JAPAN'S next prime minister has picked veteran lawmaker Hirohisa Fujii as finance minister, media reported yesterday, adding a dose of experience and fiscal caution that helped ease market worries about the untested government's spending plans.

Yukio Hatoyama will be appointed prime minister today after a big election win brought to power a government pledged to put more money in the hands of consumers, cut waste and ease bureaucrats' control over policy-making.

The expected appointment of 77-year-old Fujii, who served as finance minister in 1993-1994, was welcomed by analysts worried that new government spending programs - such as child allowances and toll-free expressways - will boost issuance of Japanese government bonds as Japan struggles to emerge from recession.

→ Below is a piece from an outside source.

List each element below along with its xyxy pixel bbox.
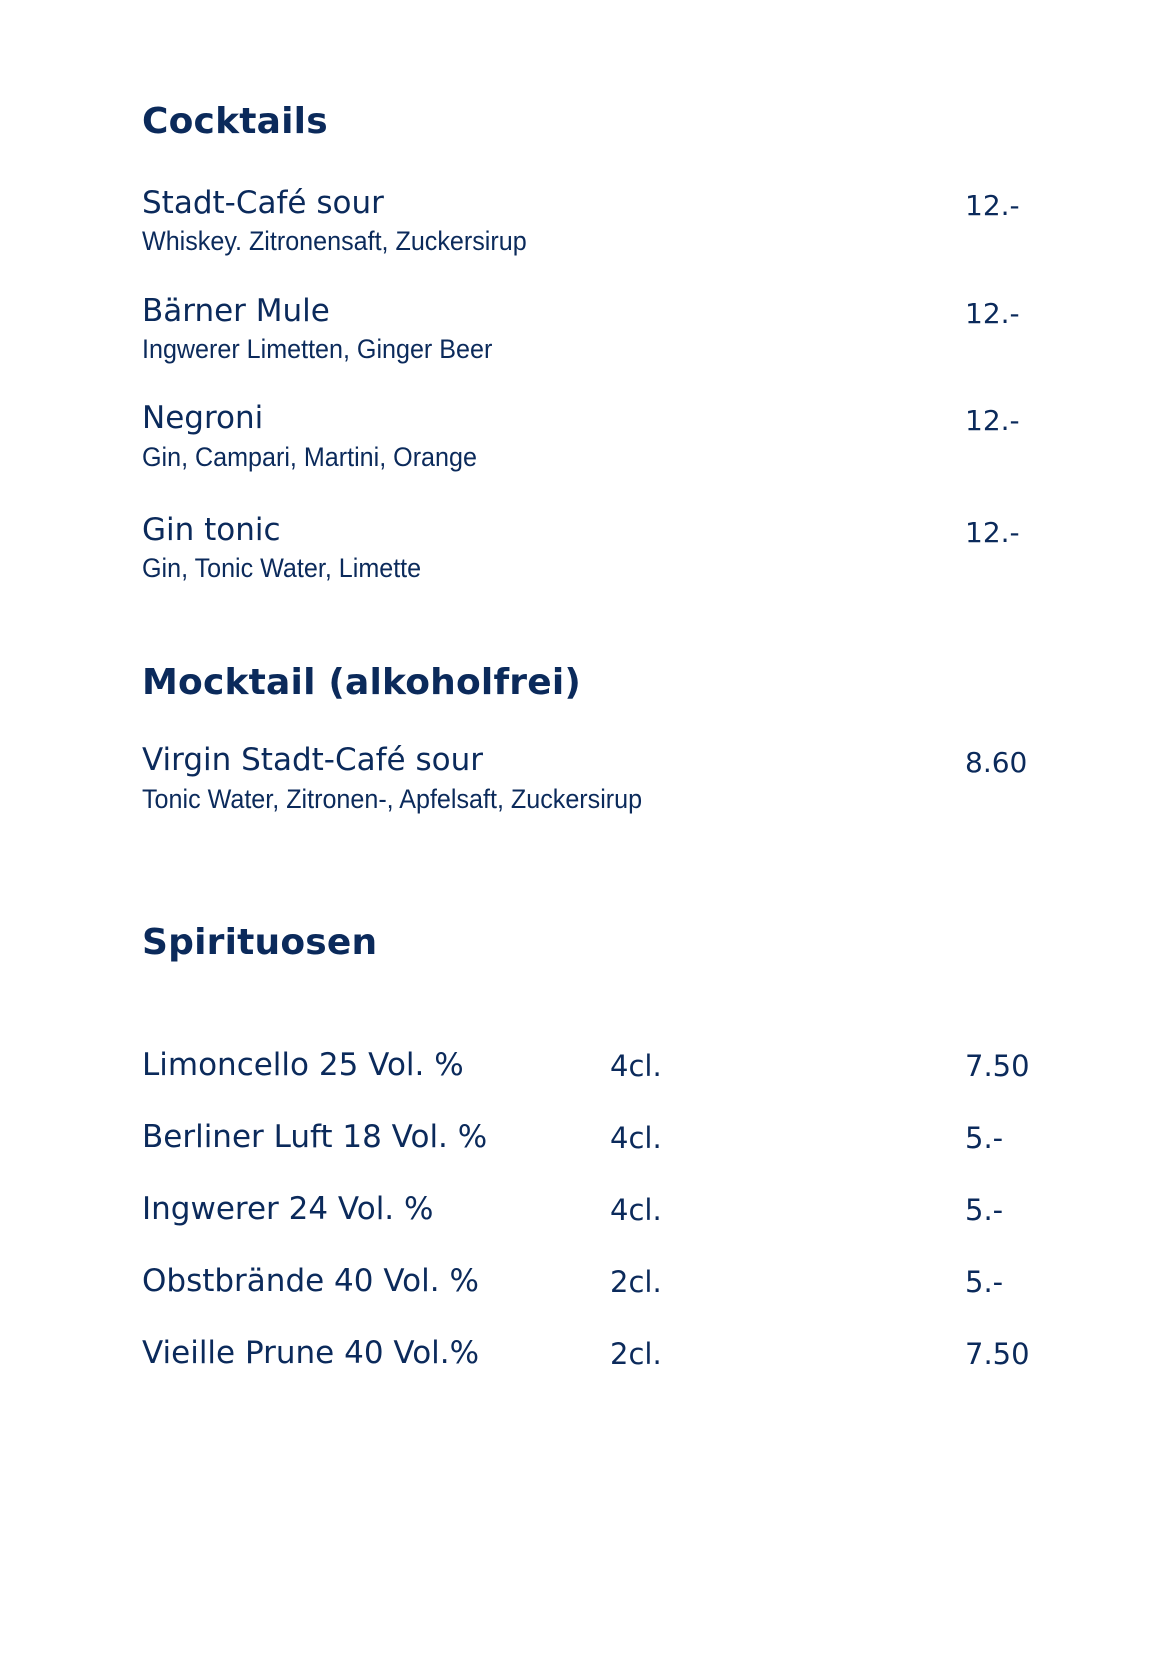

"The appointment is a positive move for the bond market as Fujii has placed a strong emphasis on trying to tap sources of financing so the government does not have to issue more debt," said Noriyuki Fukuda, a Morgan Stanley fixed-income strategist.

Hatoyama's Democratic Party of Japan has promised not to raise Japan's 5 percent sales tax for the next four years while the government focuses on cutting waste, but Fujii has called for discussion of an increase to fund the soaring social security costs of an aging society.

Hatoyama, the 62-year-old rich grandson of a premier, has already chosen Naoto Kan, an ex-party leader and former health minister, to head a powerful new agency tasked with overseeing the budget process and setting policy priorities.

That is a break from the previous, Liberal Democratic Party government, that relied heavily on bureaucrats during its almost unbroken half century rule.

Hatoyama has also said Katsuya Okada, another former party leader, would become foreign minister, a post being closely watched because of concerns about the US-Japan alliance given the Democrats' pledge to adopt a diplomatic course more independent of close ally Washington.

The choices will give ballast to a Cabinet that will inevitably be composed largely of lawmakers who have never served in government, analysts said. "There is a lack of depth at the top, but he is taking some of the most talented and experienced people and putting them in key posts," said Jeffrey Kingston, director of Asian studies at Temple University's Japan campus.